Wednesday, May 1, 2013

Mental Health Awareness Month


The Big Girl Chronicles:  Mental Health Awareness Month 2013

A lot of exciting things happen in the month of May.  High School and College Seniors are preparing for graduation.  Families prepare for summer vacations.  Cinco de Mayo.  In the midst of such excitement, there’s also an observance that often times carries with it a quiet stigma.  That observance is Mental Health Awareness Month.  Over 20 million Americans struggle with some form of mental illness in this country.  May has been designated as the month to acknowledge and promote mental health.

The stigma associated with mental illness has been a barrier to acceptance and treatment for decades.  There is a general misconception that persons who suffer from mental illness are excluded from the liberties and rights that all Americans enjoy daily, and this simply isn’t so.  Many people with mental illness continue to lead fulfilling and productive lives.  However, whereas that individual could be a valuable resource to model life with mental illness, stigma and undesirable stereotypes keep ignorance in circulation.  And ironically so, being that 20 million people should touch upon almost every family in the United States.  The DSM V names over 300 disorders considered a form of mental illness.  Those range from depression and anxiety disorders to more severe forms such as schizophrenia. And although family history is a factor, absence of family history does not exclude one from developing a mental illness.    

There are many things you can do to help end the stigma associated with mental illness.  First and foremost, if you or someone you know is experiencing something that impedes daily capacity for social functioning, see a doctor or a mental health professional immediately.  Whether it’s anxiety, depression or some other concern, you are not alone.  Schedule an appointment with a local mental health center to get the answers you need.  Early detection and treatment are the single most important factors to continuing to lead a productive life. 

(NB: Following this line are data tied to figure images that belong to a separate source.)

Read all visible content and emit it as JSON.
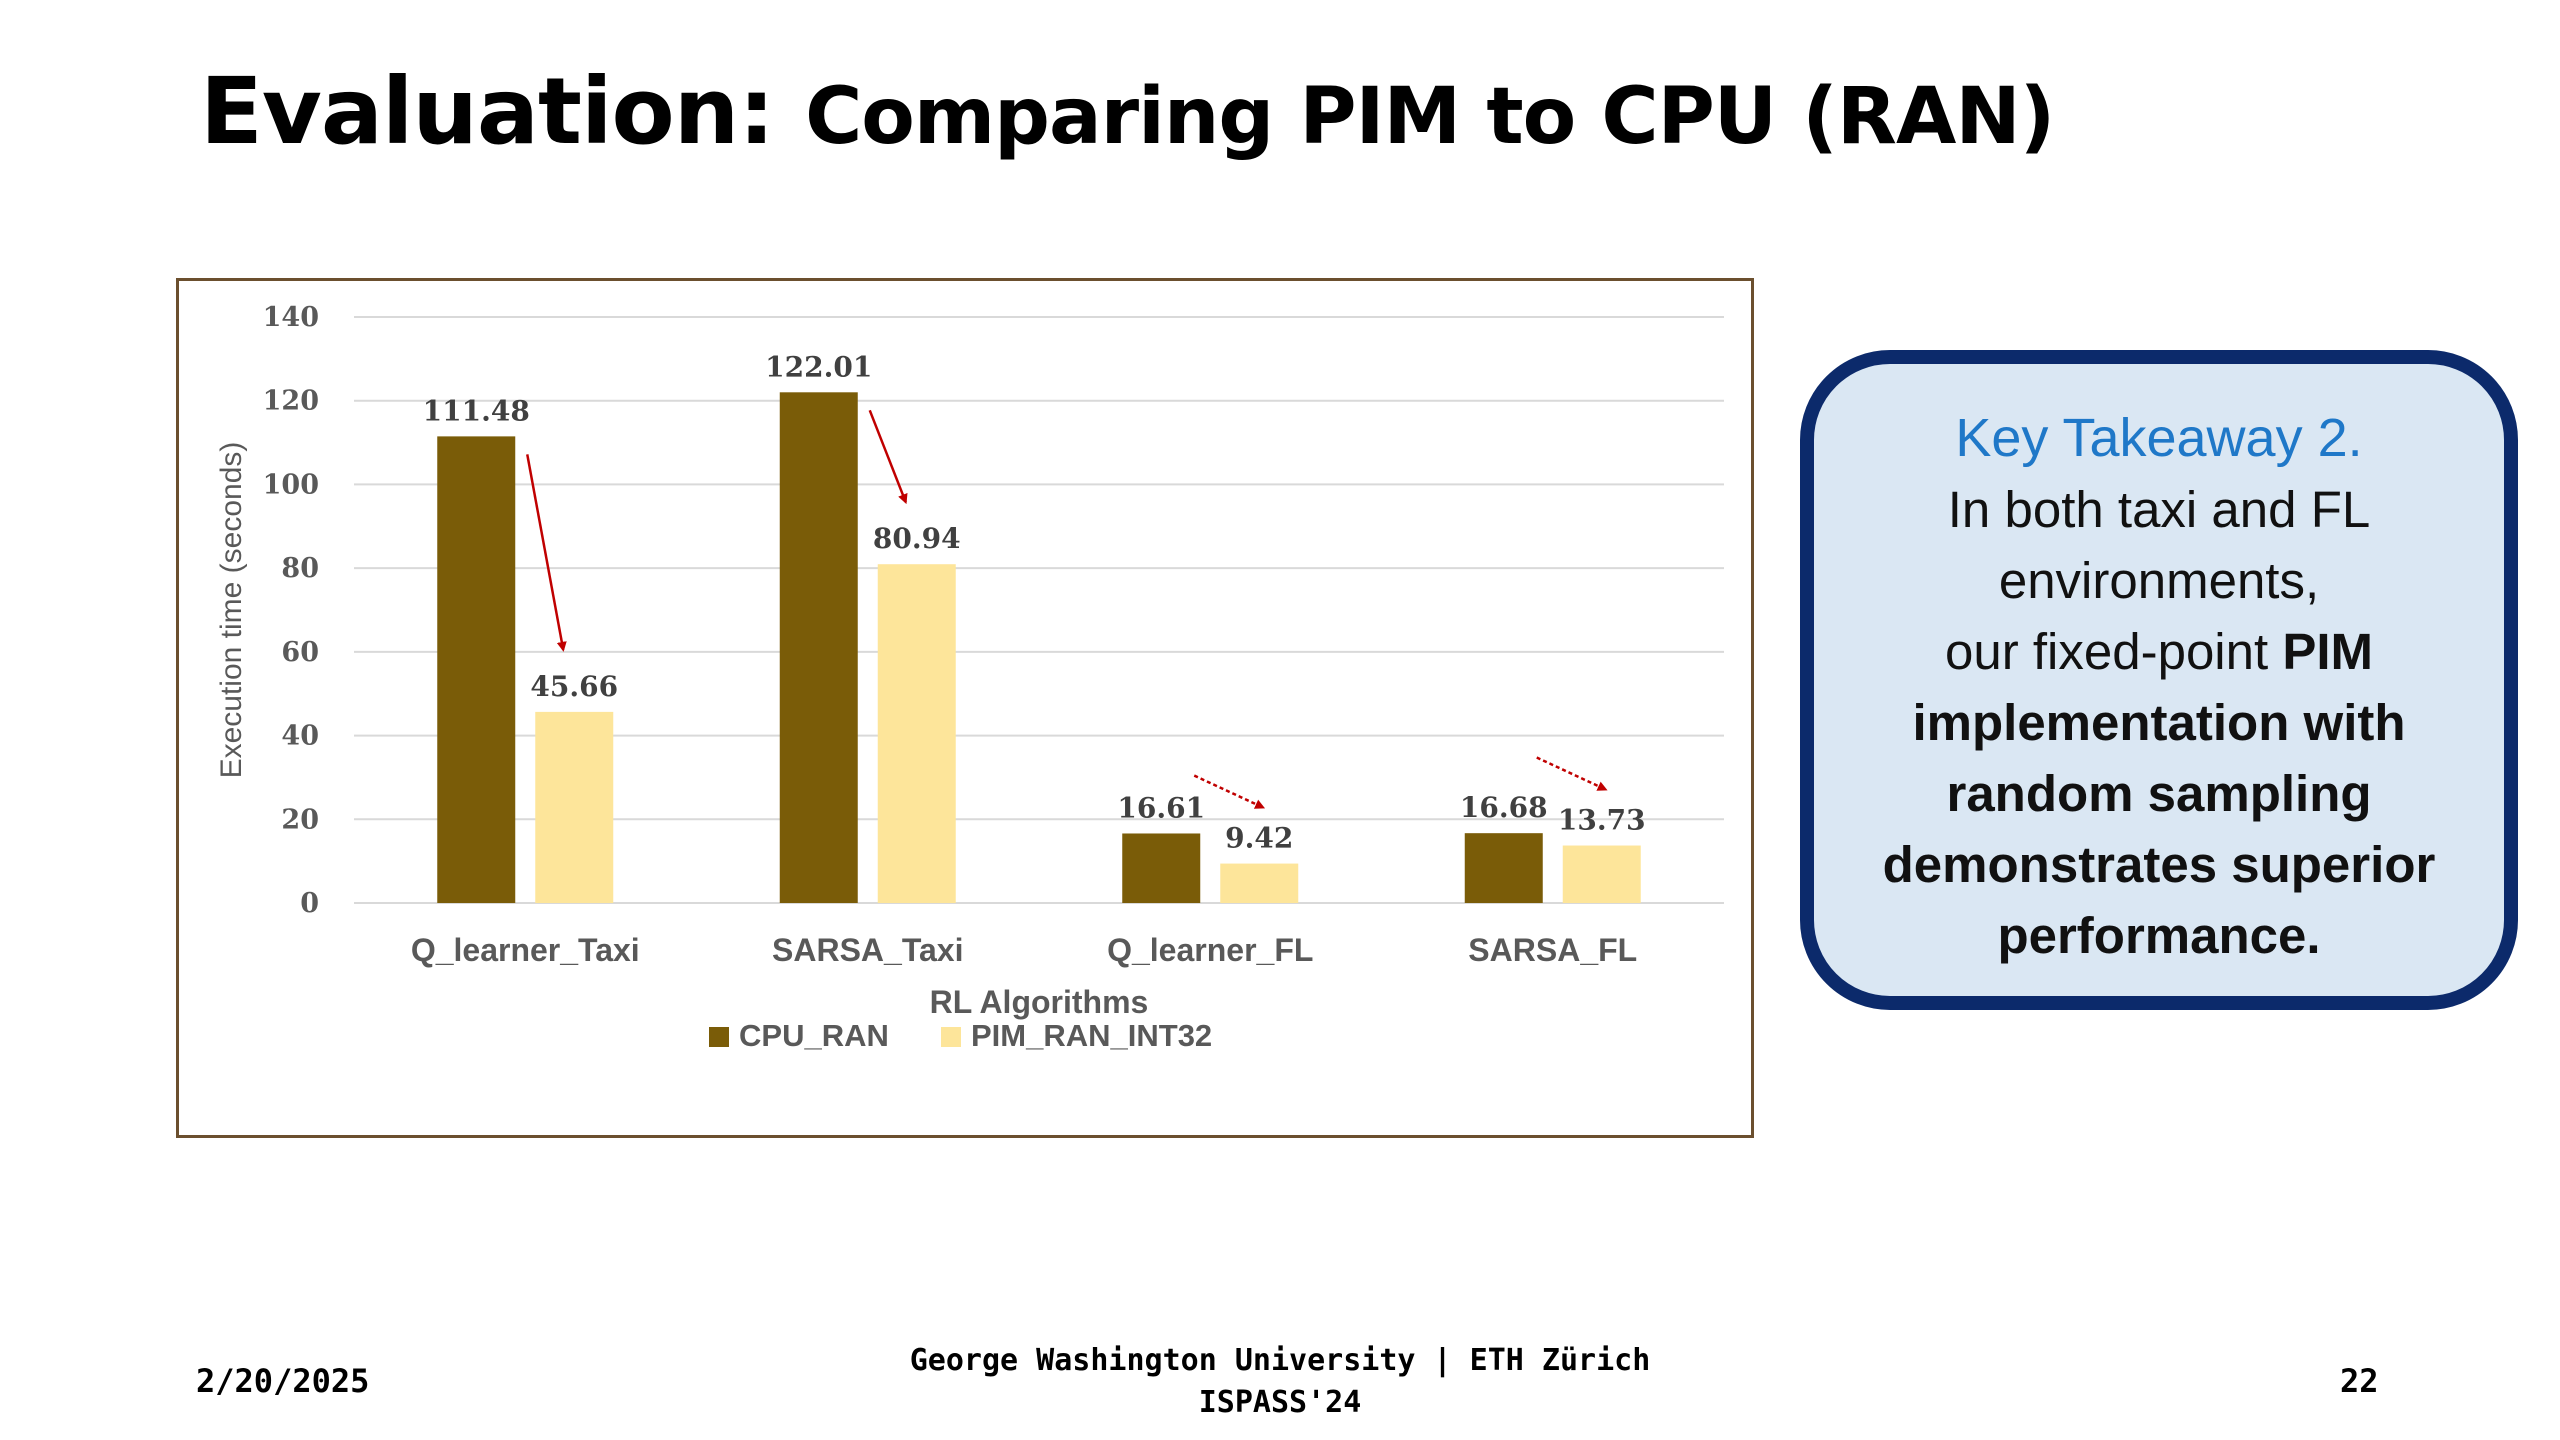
{
  "slide": {
    "title_main": "Evaluation:",
    "title_sub": "Comparing PIM to CPU (RAN)"
  },
  "takeaway": {
    "heading": "Key Takeaway 2.",
    "line1": "In both taxi and FL",
    "line2": "environments,",
    "line3_prefix": "our fixed-point",
    "line3_bold": "PIM",
    "line4": "implementation with",
    "line5": "random sampling",
    "line6": "demonstrates superior",
    "line7": "performance."
  },
  "footer": {
    "date": "2/20/2025",
    "affiliation": "George Washington University | ETH Zürich",
    "venue": "ISPASS'24",
    "page_number": "22"
  },
  "chart_data": {
    "type": "bar",
    "title": "",
    "xlabel": "RL Algorithms",
    "ylabel": "Execution time (seconds)",
    "ylim": [
      0,
      140
    ],
    "yticks": [
      0,
      20,
      40,
      60,
      80,
      100,
      120,
      140
    ],
    "categories": [
      "Q_learner_Taxi",
      "SARSA_Taxi",
      "Q_learner_FL",
      "SARSA_FL"
    ],
    "series": [
      {
        "name": "CPU_RAN",
        "values": [
          111.48,
          122.01,
          16.61,
          16.68
        ],
        "labels": [
          "111.48",
          "122.01",
          "16.61",
          "16.68"
        ],
        "color": "#7a5c08"
      },
      {
        "name": "PIM_RAN_INT32",
        "values": [
          45.66,
          80.94,
          9.42,
          13.73
        ],
        "labels": [
          "45.66",
          "80.94",
          "9.42",
          "13.73"
        ],
        "color": "#fde59a"
      }
    ],
    "grid": true,
    "legend": "bottom",
    "arrow_color": "#c00000",
    "gridline_color": "#d9d9d9",
    "axis_text_color": "#595959"
  }
}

Secondly, take action to raise awareness and increase acceptance of people with mental illness.  Join support groups and attend events that assist with research of mental illness.  As with any other illness, funding is a very necessary part of sustaining adequate resources and developing medicines that could prolong or sustain quality of life.

Businesses and employers can be more sensitive to the special needs of those with mental illness by creating policies and procedures intended specifically for them.  Those policies and procedures could range from protocol for handling employees suspected of experiencing a psychotic episode to something as simple as establishing a companywide mental health day, mental health fair or other observance/activity.  (As many policy and procedure manuals as I've read, I've never seen this issue addressed.)  All employers should provide an Employee Assistance Program (EAP) that extends professional therapeutic services to its employees.  I know this can seem unorthodox.  However, with the change in times comes the need for adaptation.  When there are numerous reports in the media of tragedy in the streets and workplace, taking all necessary precautions to protect those who could fall victim of someone experiencing a psychotic episode becomes priority number one. 

To learn more about mental illness and mental health in general, visit these websites for information:

National Alliance On Mental Illness

National Institute of Mental Health

If you or someone you know feel that your rights have been violated due to presumption of mental illness, seek the assistance of an attorney.  You can contact your state’s Attorney General, the American Civil Liberties Union or other advocate to assist you.  You can also check out some movies on the subject.  King of California, As Good As It Gets and A Beautiful Mind are a few that provide a Hollywood snapshot of life with mental illness.